Methods for the Study of Public Opinion using Social Media Data with Applications to the German Refugee Crisis

Restricted (Penn State Only)
Author:
Linder, Fridolin J
Graduate Program:
Political Science
Degree:
Doctor of Philosophy
Document Type:
Dissertation
Date of Defense:
July 03, 2018
Committee Members:
  • Bruce A Desmarais Jr., Dissertation Advisor
  • Bruce A Desmarais Jr., Committee Chair
  • Matthew Richard Golder, Committee Member
  • Burt Monroe III, Committee Member
  • Alan Maceachren, Outside Member
  • Pablo Barberá, Special Member
Keywords:
  • Social Media
  • Public Opinion
  • Information Retrieval
  • Refugees
Abstract:
Social media platforms such as Twitter and Facebook gained increasing relevance in the public political discourse in recent years and allow access to large amounts of observational data on citizens public expression of political opinions. In this dissertation, I develop methods for improving data collection from social media and use Twitter data to study public reactions to the 2015-2016 refugee crisis in Germany. The first chapter addresses the problem of identifying small subsets of relevant documents—for example, tweets—in large databases. I propose a methodological approach combining query expansion and active machine learning to address the problem of identifying these extremely sparse relevant subpopulations. In the second chapter, I propose a research design for the detection of opinion shifts in reaction to local events based on Twitter data.
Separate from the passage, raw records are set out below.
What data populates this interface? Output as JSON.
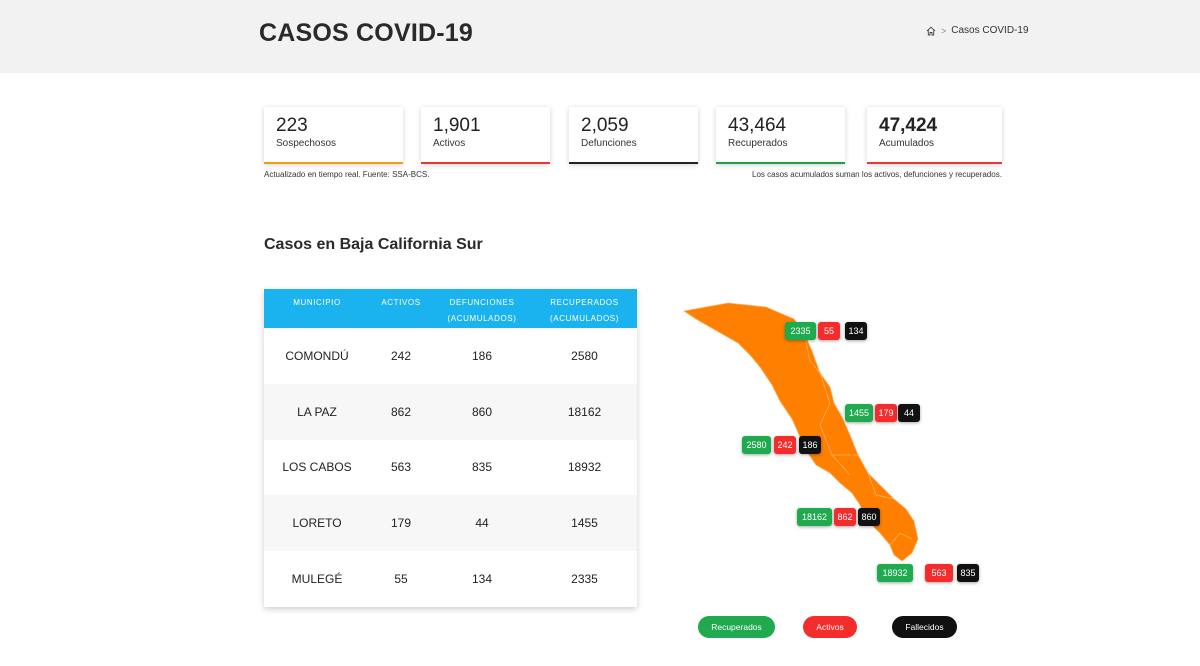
{
  "header": {
    "title": "CASOS COVID-19",
    "breadcrumb_current": "Casos COVID-19",
    "breadcrumb_sep": ">"
  },
  "stats": [
    {
      "value": "223",
      "label": "Sospechosos",
      "bar_color": "#f39c12"
    },
    {
      "value": "1,901",
      "label": "Activos",
      "bar_color": "#e53935"
    },
    {
      "value": "2,059",
      "label": "Defunciones",
      "bar_color": "#222222"
    },
    {
      "value": "43,464",
      "label": "Recuperados",
      "bar_color": "#22a045"
    },
    {
      "value": "47,424",
      "label": "Acumulados",
      "bar_color": "#e53935"
    }
  ],
  "notes": {
    "left": "Actualizado en tiempo real. Fuente: SSA-BCS.",
    "right": "Los casos acumulados suman los activos, defunciones y recuperados."
  },
  "section_title": "Casos en Baja California Sur",
  "table": {
    "headers": [
      "MUNICIPIO",
      "ACTIVOS",
      "DEFUNCIONES",
      "(ACUMULADOS)",
      "RECUPERADOS",
      "(ACUMULADOS)"
    ],
    "rows": [
      {
        "municipio": "COMONDÚ",
        "activos": "242",
        "defunciones": "186",
        "recuperados": "2580"
      },
      {
        "municipio": "LA PAZ",
        "activos": "862",
        "defunciones": "860",
        "recuperados": "18162"
      },
      {
        "municipio": "LOS CABOS",
        "activos": "563",
        "defunciones": "835",
        "recuperados": "18932"
      },
      {
        "municipio": "LORETO",
        "activos": "179",
        "defunciones": "44",
        "recuperados": "1455"
      },
      {
        "municipio": "MULEGÉ",
        "activos": "55",
        "defunciones": "134",
        "recuperados": "2335"
      }
    ]
  },
  "map": {
    "fill_color": "#ff8000",
    "labels": {
      "mulege": {
        "recuperados": "2335",
        "activos": "55",
        "fallecidos": "134"
      },
      "loreto": {
        "recuperados": "1455",
        "activos": "179",
        "fallecidos": "44"
      },
      "comondu": {
        "recuperados": "2580",
        "activos": "242",
        "fallecidos": "186"
      },
      "lapaz": {
        "recuperados": "18162",
        "activos": "862",
        "fallecidos": "860"
      },
      "loscabos": {
        "recuperados": "18932",
        "activos": "563",
        "fallecidos": "835"
      }
    }
  },
  "legend": {
    "recuperados": "Recuperados",
    "activos": "Activos",
    "fallecidos": "Fallecidos"
  },
  "colors": {
    "header_bg": "#f2f2f2",
    "table_header": "#1ab3f0",
    "green": "#1faa4f",
    "red": "#f52c2c",
    "black": "#111111"
  }
}
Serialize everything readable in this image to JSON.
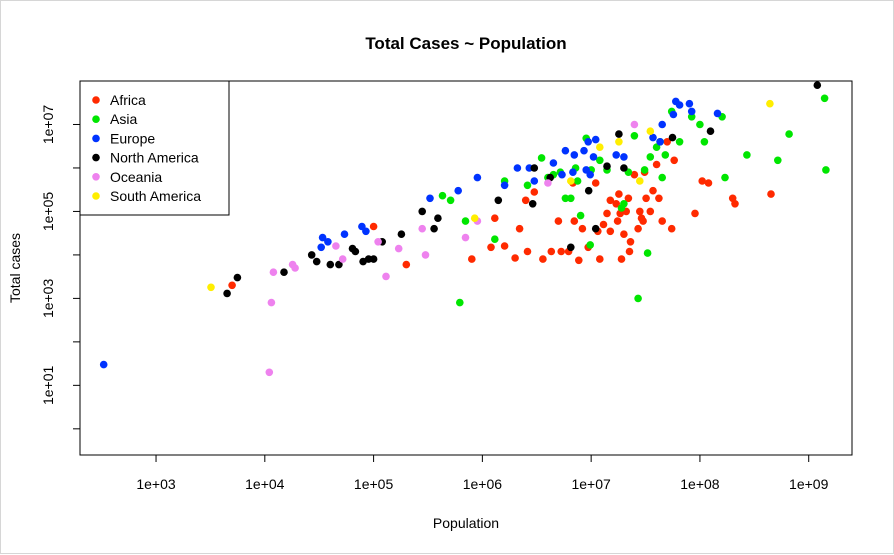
{
  "chart_data": {
    "type": "scatter",
    "title": "Total Cases ~ Population",
    "xlabel": "Population",
    "ylabel": "Total cases",
    "x_scale": "log10",
    "y_scale": "log10",
    "xlim": [
      200,
      2500000000
    ],
    "ylim": [
      0.25,
      100000000
    ],
    "x_ticks": [
      {
        "value": 1000,
        "label": "1e+03"
      },
      {
        "value": 10000,
        "label": "1e+04"
      },
      {
        "value": 100000,
        "label": "1e+05"
      },
      {
        "value": 1000000,
        "label": "1e+06"
      },
      {
        "value": 10000000,
        "label": "1e+07"
      },
      {
        "value": 100000000,
        "label": "1e+08"
      },
      {
        "value": 1000000000,
        "label": "1e+09"
      }
    ],
    "y_ticks": [
      {
        "value": 10,
        "label": "1e+01"
      },
      {
        "value": 1000,
        "label": "1e+03"
      },
      {
        "value": 100000,
        "label": "1e+05"
      },
      {
        "value": 10000000,
        "label": "1e+07"
      }
    ],
    "grid": false,
    "legend_position": "top-left",
    "series": [
      {
        "name": "Africa",
        "color": "#ff2a00",
        "points": [
          [
            5000,
            2000
          ],
          [
            100000,
            45000
          ],
          [
            200000,
            6000
          ],
          [
            2500000,
            180000
          ],
          [
            800000,
            8000
          ],
          [
            1300000,
            70000
          ],
          [
            1200000,
            15000
          ],
          [
            1600000,
            16000
          ],
          [
            2000000,
            8500
          ],
          [
            2200000,
            40000
          ],
          [
            2600000,
            12000
          ],
          [
            3000000,
            280000
          ],
          [
            3600000,
            8000
          ],
          [
            4300000,
            12000
          ],
          [
            5000000,
            60000
          ],
          [
            5300000,
            12000
          ],
          [
            6200000,
            12000
          ],
          [
            6800000,
            450000
          ],
          [
            7000000,
            60000
          ],
          [
            7700000,
            7500
          ],
          [
            8300000,
            40000
          ],
          [
            9400000,
            15000
          ],
          [
            11000000,
            450000
          ],
          [
            11500000,
            35000
          ],
          [
            12000000,
            8000
          ],
          [
            13000000,
            50000
          ],
          [
            14000000,
            90000
          ],
          [
            15000000,
            180000
          ],
          [
            15000000,
            35000
          ],
          [
            17000000,
            150000
          ],
          [
            17500000,
            60000
          ],
          [
            18000000,
            250000
          ],
          [
            18500000,
            90000
          ],
          [
            19000000,
            8000
          ],
          [
            20000000,
            30000
          ],
          [
            21000000,
            100000
          ],
          [
            22000000,
            200000
          ],
          [
            22500000,
            12000
          ],
          [
            23000000,
            20000
          ],
          [
            25000000,
            700000
          ],
          [
            27000000,
            40000
          ],
          [
            28000000,
            100000
          ],
          [
            29000000,
            70000
          ],
          [
            30000000,
            60000
          ],
          [
            31000000,
            800000
          ],
          [
            32000000,
            200000
          ],
          [
            35000000,
            100000
          ],
          [
            37000000,
            300000
          ],
          [
            40000000,
            1200000
          ],
          [
            42000000,
            200000
          ],
          [
            45000000,
            60000
          ],
          [
            50000000,
            4000000
          ],
          [
            55000000,
            40000
          ],
          [
            58000000,
            1500000
          ],
          [
            90000000,
            90000
          ],
          [
            105000000,
            500000
          ],
          [
            120000000,
            450000
          ],
          [
            200000000,
            200000
          ],
          [
            210000000,
            150000
          ],
          [
            450000000,
            250000
          ]
        ]
      },
      {
        "name": "Asia",
        "color": "#00e600",
        "points": [
          [
            430000,
            230000
          ],
          [
            510000,
            180000
          ],
          [
            620000,
            800
          ],
          [
            700000,
            60000
          ],
          [
            1300000,
            23000
          ],
          [
            1600000,
            500000
          ],
          [
            2600000,
            400000
          ],
          [
            3500000,
            1700000
          ],
          [
            4000000,
            600000
          ],
          [
            4500000,
            700000
          ],
          [
            5200000,
            800000
          ],
          [
            5800000,
            200000
          ],
          [
            6500000,
            200000
          ],
          [
            7200000,
            1000000
          ],
          [
            7500000,
            500000
          ],
          [
            8000000,
            80000
          ],
          [
            9000000,
            4800000
          ],
          [
            9800000,
            17000
          ],
          [
            10000000,
            900000
          ],
          [
            12000000,
            1500000
          ],
          [
            14000000,
            900000
          ],
          [
            19000000,
            120000
          ],
          [
            20000000,
            150000
          ],
          [
            22000000,
            800000
          ],
          [
            25000000,
            5500000
          ],
          [
            27000000,
            1000
          ],
          [
            31000000,
            900000
          ],
          [
            33000000,
            11000
          ],
          [
            35000000,
            1800000
          ],
          [
            40000000,
            3000000
          ],
          [
            43000000,
            4000000
          ],
          [
            45000000,
            600000
          ],
          [
            48000000,
            2000000
          ],
          [
            55000000,
            20000000
          ],
          [
            65000000,
            4000000
          ],
          [
            84000000,
            15000000
          ],
          [
            100000000,
            10000000
          ],
          [
            110000000,
            4000000
          ],
          [
            160000000,
            15000000
          ],
          [
            170000000,
            600000
          ],
          [
            270000000,
            2000000
          ],
          [
            520000000,
            1500000
          ],
          [
            660000000,
            6000000
          ],
          [
            1400000000,
            40000000
          ],
          [
            1440000000,
            900000
          ]
        ]
      },
      {
        "name": "Europe",
        "color": "#0033ff",
        "points": [
          [
            330,
            30
          ],
          [
            33000,
            15000
          ],
          [
            34000,
            25000
          ],
          [
            38000,
            20000
          ],
          [
            54000,
            30000
          ],
          [
            78000,
            45000
          ],
          [
            85000,
            35000
          ],
          [
            330000,
            200000
          ],
          [
            600000,
            300000
          ],
          [
            900000,
            600000
          ],
          [
            1600000,
            400000
          ],
          [
            2100000,
            1000000
          ],
          [
            2700000,
            1000000
          ],
          [
            3000000,
            500000
          ],
          [
            4500000,
            1300000
          ],
          [
            5400000,
            700000
          ],
          [
            5800000,
            2500000
          ],
          [
            6800000,
            800000
          ],
          [
            7000000,
            2000000
          ],
          [
            8600000,
            2500000
          ],
          [
            9000000,
            900000
          ],
          [
            9400000,
            4000000
          ],
          [
            9800000,
            700000
          ],
          [
            10500000,
            1800000
          ],
          [
            11000000,
            4500000
          ],
          [
            17000000,
            2000000
          ],
          [
            20000000,
            1800000
          ],
          [
            37000000,
            5000000
          ],
          [
            43000000,
            4000000
          ],
          [
            45000000,
            10000000
          ],
          [
            57000000,
            17000000
          ],
          [
            60000000,
            34000000
          ],
          [
            65000000,
            28000000
          ],
          [
            80000000,
            30000000
          ],
          [
            84000000,
            20000000
          ],
          [
            145000000,
            18000000
          ]
        ]
      },
      {
        "name": "North America",
        "color": "#000000",
        "points": [
          [
            4500,
            1300
          ],
          [
            5600,
            3000
          ],
          [
            15000,
            4000
          ],
          [
            27000,
            10000
          ],
          [
            30000,
            7000
          ],
          [
            40000,
            6000
          ],
          [
            48000,
            6000
          ],
          [
            64000,
            14000
          ],
          [
            68000,
            12000
          ],
          [
            80000,
            7000
          ],
          [
            90000,
            8000
          ],
          [
            100000,
            8000
          ],
          [
            120000,
            20000
          ],
          [
            180000,
            30000
          ],
          [
            280000,
            100000
          ],
          [
            360000,
            40000
          ],
          [
            390000,
            70000
          ],
          [
            1400000,
            180000
          ],
          [
            2900000,
            150000
          ],
          [
            3000000,
            1000000
          ],
          [
            4200000,
            600000
          ],
          [
            6500000,
            15000
          ],
          [
            9500000,
            300000
          ],
          [
            11000000,
            40000
          ],
          [
            14000000,
            1100000
          ],
          [
            18000000,
            6000000
          ],
          [
            20000000,
            1000000
          ],
          [
            56000000,
            5000000
          ],
          [
            125000000,
            7000000
          ],
          [
            1200000000,
            80000000
          ]
        ]
      },
      {
        "name": "Oceania",
        "color": "#ee82ee",
        "points": [
          [
            11000,
            20
          ],
          [
            11500,
            800
          ],
          [
            12000,
            4000
          ],
          [
            18000,
            6000
          ],
          [
            19000,
            5000
          ],
          [
            45000,
            16000
          ],
          [
            52000,
            8000
          ],
          [
            110000,
            20000
          ],
          [
            130000,
            3200
          ],
          [
            170000,
            14000
          ],
          [
            280000,
            40000
          ],
          [
            300000,
            10000
          ],
          [
            700000,
            25000
          ],
          [
            900000,
            60000
          ],
          [
            4000000,
            450000
          ],
          [
            25000000,
            10000000
          ]
        ]
      },
      {
        "name": "South America",
        "color": "#ffee00",
        "points": [
          [
            3200,
            1800
          ],
          [
            850000,
            70000
          ],
          [
            6500000,
            500000
          ],
          [
            12000000,
            3000000
          ],
          [
            18000000,
            4000000
          ],
          [
            28000000,
            500000
          ],
          [
            35000000,
            7000000
          ],
          [
            440000000,
            30000000
          ]
        ]
      }
    ]
  }
}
Specifically, I study the reactions of German Twitter users to the allocation of refugees in their geographic proximity. I find that a reaction is detectable and that Twitter users show increased engagement with the topic before the actual allocation event. In the third chapter, I investigate if attacks on refugees and refugee facilities can be forecast, and what predictors produce the best performance for this task. Relying on a rich set of predictors including structural variables, time series dynamics, social media data and weather data, I compare the predictive performance on a county-day level of several theoretical models using state of the art machine learning techniques. I find that, forecasting models offer a 10-fold improvement over the baseline. In line with previous contributions to political science, the strongest predictor seems to be dynamics of past attacks themselves.